Analysts point out that there are various reasons why AI chips may depreciate within six years: they may wear out or become damaged, or they may become outdated with the release of new GPUs. They may still be usable for certain workloads, but the economics significantly decline.

NVIDIA CEO Jensen Huang has hinted at this. Earlier this year, when NVIDIA released its new Blackwell chips, he joked that the value of its predecessor, Hopper, would decline. "When Blackwell starts shipping in large quantities, no one will want Hopper," Huang said in March at the NVIDIA AI conference. "In some cases, Hopper is still okay, but not many."

NVIDIA now releases new AI chips annually, whereas it previously had a two-year cycle. Its closest GPU competitor, AMD, has also adopted the same approach. NVIDIA will announce its quarterly results next week.

In a document from February, Amazon stated that it has shortened the lifespan of some servers from six years to five years because research found that "the pace of technological development is accelerating, especially in the fields of artificial intelligence and machine learning." Meanwhile, other large-scale cloud service providers are extending the estimated GPU lifespan of new server equipment.

Strategies of Tech Giants

Despite Microsoft's plans to heavily invest in AI infrastructure, CEO Satya Nadella stated this week that the company is trying to diversify its AI chip procurement to avoid over-investing in a single generation of processors. He added that the biggest competitor to any new NVIDIA AI chip is its predecessor.

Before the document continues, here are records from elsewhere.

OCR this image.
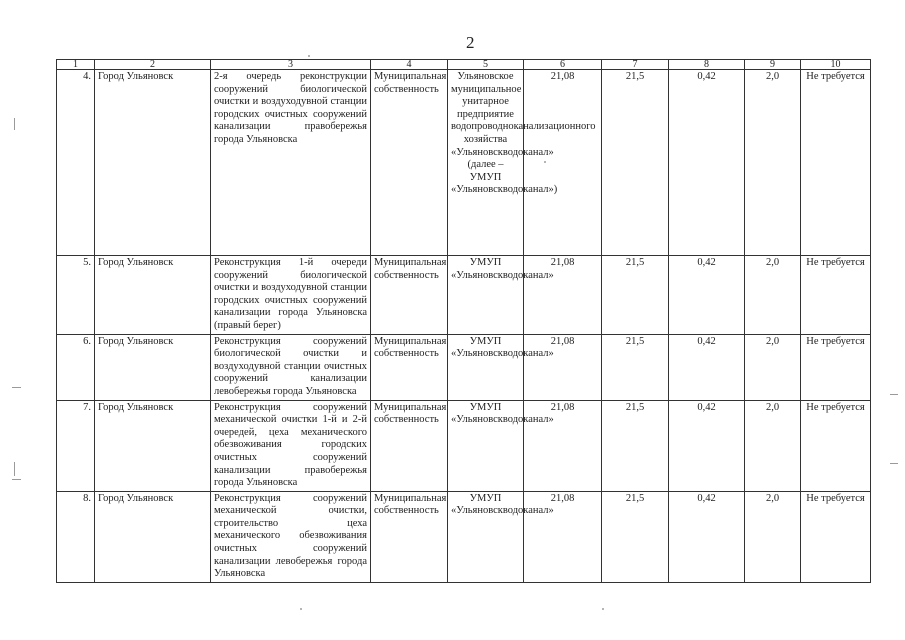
2
1	2	3	4	5	6	7	8	9	10
4.	Город Ульяновск	2-я очередь реконструкции сооружений биологической очистки и воздуходувной станции городских очистных сооружений канализации правобережья города Ульяновска	Муниципальная собственность	Ульяновское муниципальное унитарное предприятие водопроводноканализационного хозяйства «Ульяновскводоканал» (далее – УМУП «Ульяновскводоканал»)	21,08	21,5	0,42	2,0	Не требуется
5.	Город Ульяновск	Реконструкция 1-й очереди сооружений биологической очистки и воздуходувной станции городских очистных сооружений канализации города Ульяновска (правый берег)	Муниципальная собственность	УМУП «Ульяновскводоканал»	21,08	21,5	0,42	2,0	Не требуется
6.	Город Ульяновск	Реконструкция сооружений биологической очистки и воздуходувной станции очистных сооружений канализации левобережья города Ульяновска	Муниципальная собственность	УМУП «Ульяновскводоканал»	21,08	21,5	0,42	2,0	Не требуется
7.	Город Ульяновск	Реконструкция сооружений механической очистки 1-й и 2-й очередей, цеха механического обезвоживания городских очистных сооружений канализации правобережья города Ульяновска	Муниципальная собственность	УМУП «Ульяновскводоканал»	21,08	21,5	0,42	2,0	Не требуется
8.	Город Ульяновск	Реконструкция сооружений механической очистки, строительство цеха механического обезвоживания очистных сооружений канализации левобережья города Ульяновска	Муниципальная собственность	УМУП «Ульяновскводоканал»	21,08	21,5	0,42	2,0	Не требуется
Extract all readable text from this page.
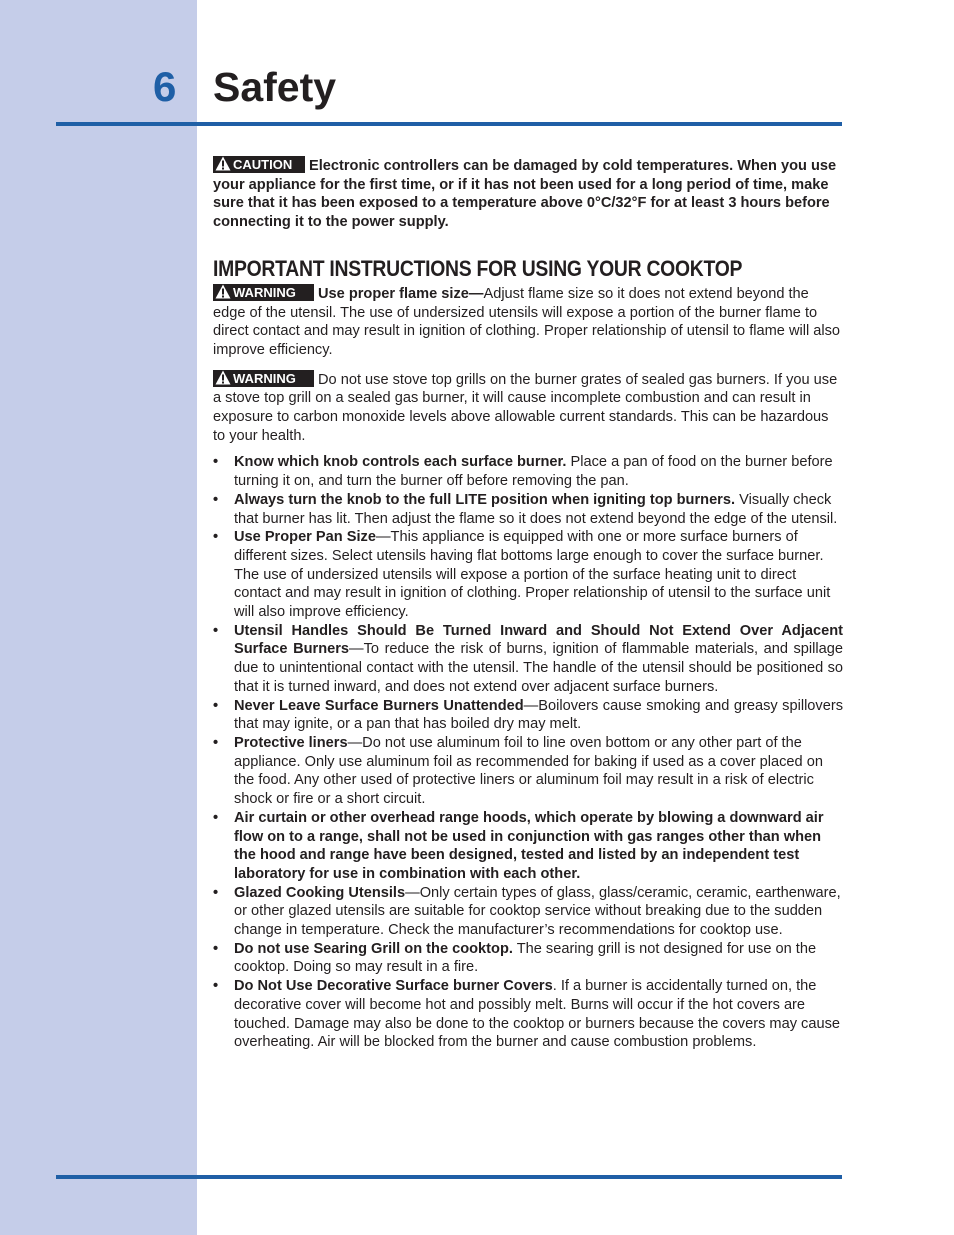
6 Safety

CAUTION Electronic controllers can be damaged by cold temperatures. When you use your appliance for the first time, or if it has not been used for a long period of time, make sure that it has been exposed to a temperature above 0°C/32°F for at least 3 hours before connecting it to the power supply.

IMPORTANT INSTRUCTIONS FOR USING YOUR COOKTOP

WARNING Use proper flame size—Adjust flame size so it does not extend beyond the edge of the utensil. The use of undersized utensils will expose a portion of the burner flame to direct contact and may result in ignition of clothing. Proper relationship of utensil to flame will also improve efficiency.

WARNING Do not use stove top grills on the burner grates of sealed gas burners. If you use a stove top grill on a sealed gas burner, it will cause incomplete combustion and can result in exposure to carbon monoxide levels above allowable current standards. This can be hazardous to your health.

• Know which knob controls each surface burner. Place a pan of food on the burner before turning it on, and turn the burner off before removing the pan.
• Always turn the knob to the full LITE position when igniting top burners. Visually check that burner has lit. Then adjust the flame so it does not extend beyond the edge of the utensil.
• Use Proper Pan Size—This appliance is equipped with one or more surface burners of different sizes. Select utensils having flat bottoms large enough to cover the surface burner. The use of undersized utensils will expose a portion of the surface heating unit to direct contact and may result in ignition of clothing. Proper relationship of utensil to the surface unit will also improve efficiency.
• Utensil Handles Should Be Turned Inward and Should Not Extend Over Adjacent Surface Burners—To reduce the risk of burns, ignition of flammable materials, and spillage due to unintentional contact with the utensil. The handle of the utensil should be positioned so that it is turned inward, and does not extend over adjacent surface burners.
• Never Leave Surface Burners Unattended—Boilovers cause smoking and greasy spillovers that may ignite, or a pan that has boiled dry may melt.
• Protective liners—Do not use aluminum foil to line oven bottom or any other part of the appliance. Only use aluminum foil as recommended for baking if used as a cover placed on the food. Any other used of protective liners or aluminum foil may result in a risk of electric shock or fire or a short circuit.
• Air curtain or other overhead range hoods, which operate by blowing a downward air flow on to a range, shall not be used in conjunction with gas ranges other than when the hood and range have been designed, tested and listed by an independent test laboratory for use in combination with each other.
• Glazed Cooking Utensils—Only certain types of glass, glass/ceramic, ceramic, earthenware, or other glazed utensils are suitable for cooktop service without breaking due to the sudden change in temperature. Check the manufacturer’s recommendations for cooktop use.
• Do not use Searing Grill on the cooktop. The searing grill is not designed for use on the cooktop. Doing so may result in a fire.
• Do Not Use Decorative Surface burner Covers. If a burner is accidentally turned on, the decorative cover will become hot and possibly melt. Burns will occur if the hot covers are touched. Damage may also be done to the cooktop or burners because the covers may cause overheating. Air will be blocked from the burner and cause combustion problems.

"One of the biggest lessons we've learned from NVIDIA is that their pace of migration has accelerated," Nadella said. "This is an important factor. I don't want to carry four or five years of depreciation on a single generation of products."

Depreciation expert and Emrydia Consulting founder Dustin Madsen stated that depreciation is a financial estimate by management, and the progress in rapidly developing industries (such as technology) may change the initial forecasts. Madsen said that depreciation estimates typically consider assumptions such as technological obsolescence, maintenance, historical lifespans of similar equipment, and internal engineering analysis "You must convince the auditors that the useful life you propose is indeed its true life," Madsen said. "They will look at all these factors, such as engineering data indicating that these assets have a lifespan of about six years, and will audit at a very detailed level."